Una“sparata” da cattivo maestro

Ugo Volli – LaStampa

Gentile professor Vattimo, il 28 aprile scorso un certo Luigi Preiti cercò di sparare contro i politici al Quirinale e ferì invece un carabiniere. Aveva il diritto di farlo?Nessuno l’ha sostenuto, anche se il suo gesto esprimeva un’indignazione largamente diffusa nel Paese. Da anni in Valsusa si ritrova un gruppo di persone che tira bombe molotov e sassi contro i poliziotti, brucia mezzi, minaccia imprenditori e operai che lavorano alla Tav e politici che la pensano diversamente da loro. Hanno il diritto di farlo? C’è chi sostiene di sì. I centri sociali e i movimenti anarchici, naturalmente. Ma anche qualcuno ai piani alti della cultura, come lei, filosofo in pensione ma ancora parlamentare europeo e intellettuale noto. Lei non è nuovo agli scandali, a suo tempo dichiarò che «incominciava a ricredersi» rispetto alla condanna dei Protocolli dei Savi di Sion e che «forse il fascismo era meglio» della nostra democrazia. Questa volta ha sostenuto che «i blocchi stradali sono utili di fronte a un vuoto di democrazia, le inadempienze pubbliche giustificano forme di lotta non istituzionale; io non sono un violento ma appoggio le reazioni anche non legali contro le scelte di un Parlamento non legittimo, se non formalmente».

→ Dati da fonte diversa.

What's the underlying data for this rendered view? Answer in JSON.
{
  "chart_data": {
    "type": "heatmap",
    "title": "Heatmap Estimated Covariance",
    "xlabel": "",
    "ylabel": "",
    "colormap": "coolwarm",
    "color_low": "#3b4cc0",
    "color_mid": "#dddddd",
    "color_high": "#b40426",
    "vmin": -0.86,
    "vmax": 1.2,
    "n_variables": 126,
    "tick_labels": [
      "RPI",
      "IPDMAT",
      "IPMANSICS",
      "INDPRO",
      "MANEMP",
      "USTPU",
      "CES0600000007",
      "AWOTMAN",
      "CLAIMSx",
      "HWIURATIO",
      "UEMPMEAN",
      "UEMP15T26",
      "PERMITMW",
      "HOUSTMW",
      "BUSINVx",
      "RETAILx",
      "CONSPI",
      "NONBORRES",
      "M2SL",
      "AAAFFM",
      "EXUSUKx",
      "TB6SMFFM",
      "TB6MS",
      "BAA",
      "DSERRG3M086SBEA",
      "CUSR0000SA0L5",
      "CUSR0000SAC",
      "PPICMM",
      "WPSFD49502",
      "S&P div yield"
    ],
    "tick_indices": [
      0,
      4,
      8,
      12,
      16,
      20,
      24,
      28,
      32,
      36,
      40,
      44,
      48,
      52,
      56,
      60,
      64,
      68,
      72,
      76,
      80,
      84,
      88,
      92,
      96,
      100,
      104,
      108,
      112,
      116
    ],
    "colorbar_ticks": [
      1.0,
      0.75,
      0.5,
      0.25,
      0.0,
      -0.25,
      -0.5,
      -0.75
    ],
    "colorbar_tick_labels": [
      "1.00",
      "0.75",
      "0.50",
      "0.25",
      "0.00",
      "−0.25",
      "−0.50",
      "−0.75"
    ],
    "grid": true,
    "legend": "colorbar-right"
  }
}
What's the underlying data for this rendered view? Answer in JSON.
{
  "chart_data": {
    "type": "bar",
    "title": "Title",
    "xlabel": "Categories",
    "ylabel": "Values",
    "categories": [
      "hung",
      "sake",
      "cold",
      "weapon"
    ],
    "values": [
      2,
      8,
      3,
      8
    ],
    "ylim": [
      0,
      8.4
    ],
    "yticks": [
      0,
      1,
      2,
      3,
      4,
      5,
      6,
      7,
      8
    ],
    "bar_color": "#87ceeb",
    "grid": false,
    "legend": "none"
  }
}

Le ragioni da lei avanzate sono la solita retorica del «movimento», dalla negazione pura e semplice dei fatti alla separazione fra «giustizia« e «legalità», dalla «mancanza di ascolto» al bisogno di «cambiare il mondo», fino al richiamo a un «esistenzialismo» un po’ futurista per cui «si vive per lottare». Leggere le sue dichiarazioni fa un’impressione assai penosa, come una giustificazione propagandistica che non si fa problemi. E invece una questione di fondo c’è: è ammissibile o no che qualcuno oggi in democrazia (non settant’anni fa contro i nazisti) usi la violenza per opporsi a una politica che non condivide? Hanno diritto Preiti di sparare e i No Tav di buttare bombe carta addosso alla polizia perché le cose non vanno come desiderano? Può un vecchio professore di filosofia decidere lui che un Parlamento regolarmente eletto non è «legittimo», che le decisioni degli organi di governo magari sono «legali» ma non «giuste», dato che le opinioni dei suoi amici non hanno avuto «ascolto», cioè non si fa a modo loro? Evitando di perderci nei cieli dell’esistenzialismo, proviamo a pensare che accadrebbe se si facesse come dice lei. C’è odio contro le tasse in questo Paese: va bene allora cercare di uccidere i funzionari di Equitalia? O solo prenderli a sassate? Molti sono i vegetariani: che fare se assaltano le macellerie? I roghi dei campi rom si possono giustificare con una certa diffusa antipatia per i nomadi? Oltre i No Tav ci sono, certamente più numerosi, i Sì Tav: avranno diritto per «lottare» di andare a devastare i campeggi dei loro avversari?

Come la filosofia (quella vera, non accecata dalla demagogia) sa almeno da Hobbes, questa è la ricetta sicura della guerra civile: la Siria, per intenderci. Salvo sostenere che non tutti gli esistenzialismi e le lotte sono uguali, e che la violenza è giusta solo se corrisponde all’opinione di Vattimo. Ma questa è la regola del totalitarismo, quella che Heidegger, il suo maestro, approvava sotto il nome di Führerprinzip. Grazie, ne facciamo volentieri a meno: della Siria, dei Führer, dell’esistenzialismo. E anche della violenza dei No Tav. Meglio di questa «giustizia« la banale «legalità» di un Parlamento eletto, di amministrazioni che decidono secondo le procedure, di una polizia che blocca i violenti, di una magistratura che li giudica secondo le leggi.